Le texte que nous nous proposons d’étudier est un extrait d’une œuvre de H. Bergson qui nous informe sur la nature simpliste du langage. En effet, le langage, cet outil que nous, les hommes, utilisons pour communiquer nous aide à exprimer nos sensations, nos impressions et nos sentiments ou encore à analyser les objets qui nous entourent. Cependant, cet outil se base sur l’aspect extérieur des choses et ne parvient pas à s’emparer de la valeur exacte de celles-ci, comme pour les sentiments qui sont parfois difficiles à exprimer, notamment l’amour pour lequel on dit souvent que « l’on ne trouve pas de mots assez forts ». Bergson reproche alors au langage de n’exprimer les choses que comme généralités et non telles qu’elles le sont vraiment, il affirme que « nous nous bornons, le plus souvent, à lire des étiquettes collées sur elles ». Or, l’aspect extérieur est la seule caractéristique que nous maîtrisons totalement (ou presque), que ce soit pour nous juger nous-mêmes, pour juger autrui ou encore pour définir des objets, c’est pourquoi il nous est facile de le transmettre par la parole et les mots.
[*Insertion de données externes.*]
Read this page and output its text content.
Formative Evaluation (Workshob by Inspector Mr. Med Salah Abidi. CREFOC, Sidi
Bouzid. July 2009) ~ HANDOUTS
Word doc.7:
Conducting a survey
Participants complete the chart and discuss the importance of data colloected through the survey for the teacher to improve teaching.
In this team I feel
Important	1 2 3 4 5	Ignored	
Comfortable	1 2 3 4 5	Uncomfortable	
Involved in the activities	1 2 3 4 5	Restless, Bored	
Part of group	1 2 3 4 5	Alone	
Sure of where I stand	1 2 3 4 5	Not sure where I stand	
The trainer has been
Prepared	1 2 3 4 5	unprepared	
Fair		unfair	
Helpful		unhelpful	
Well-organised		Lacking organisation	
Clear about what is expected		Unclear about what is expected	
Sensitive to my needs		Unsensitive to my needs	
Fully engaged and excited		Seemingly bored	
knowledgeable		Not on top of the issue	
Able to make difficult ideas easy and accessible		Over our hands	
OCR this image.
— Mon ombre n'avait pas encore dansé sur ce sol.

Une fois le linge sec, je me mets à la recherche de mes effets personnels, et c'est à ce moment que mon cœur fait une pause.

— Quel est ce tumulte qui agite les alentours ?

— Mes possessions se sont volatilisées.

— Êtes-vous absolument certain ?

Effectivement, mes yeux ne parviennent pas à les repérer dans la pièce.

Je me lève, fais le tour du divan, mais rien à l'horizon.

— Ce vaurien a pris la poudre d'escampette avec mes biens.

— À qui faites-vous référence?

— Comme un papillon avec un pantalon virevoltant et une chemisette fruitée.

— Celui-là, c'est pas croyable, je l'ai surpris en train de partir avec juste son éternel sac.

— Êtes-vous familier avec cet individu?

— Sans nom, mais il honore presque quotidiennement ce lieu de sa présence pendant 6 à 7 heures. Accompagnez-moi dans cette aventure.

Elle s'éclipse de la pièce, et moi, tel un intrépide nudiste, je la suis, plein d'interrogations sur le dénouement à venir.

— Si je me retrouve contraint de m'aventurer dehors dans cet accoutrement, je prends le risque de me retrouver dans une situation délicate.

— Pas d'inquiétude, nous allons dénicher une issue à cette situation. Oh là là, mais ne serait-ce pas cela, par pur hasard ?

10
Alors comment pourrait-on voir les choses telles qu’elles sont vraiment? Comment comprendre et interpréter ses pensées et ses sentiments les plus profonds sans en déduire simplement par une larme qui coule que l’on est triste? Le problème est alors de savoir si la pensée, la conscience ou encore l’esprit, malgré leur profondeur et leur capacité à toujours tout examiner et comprendre dans les moindres détails, peuvent être totalement exprimés par la simple utilisation de mots? Ou si l’esprit est un concept bien trop complexe pour le langage, dans sa façon de concevoir et de ressentir les choses? De plus, nous pouvons voir que le texte possède une structure chronologique qui rend compte de la force de la pensée. Afin de traiter ce sujet, nous verrons que le langage nous permet de ne juger que de l’aspect extérieur des objets qui nous entourent (du début jusqu’à « désignent des genres… »). Puis, nous montrerons qu’il ne parvient pas non plus à exprimer nos sentiments dans leur totalité (de « Et ce ne sont pas seulement les objets extérieurs… » jusqu’à « tous musiciens. »). Enfin, nous verrons que l’homme s’arrête sur des généralités et ne cherche pas plus loin lorsqu’il s’agît d’ouvrir son esprit (de « Mais le plus souvent… » jusqu’à la fin).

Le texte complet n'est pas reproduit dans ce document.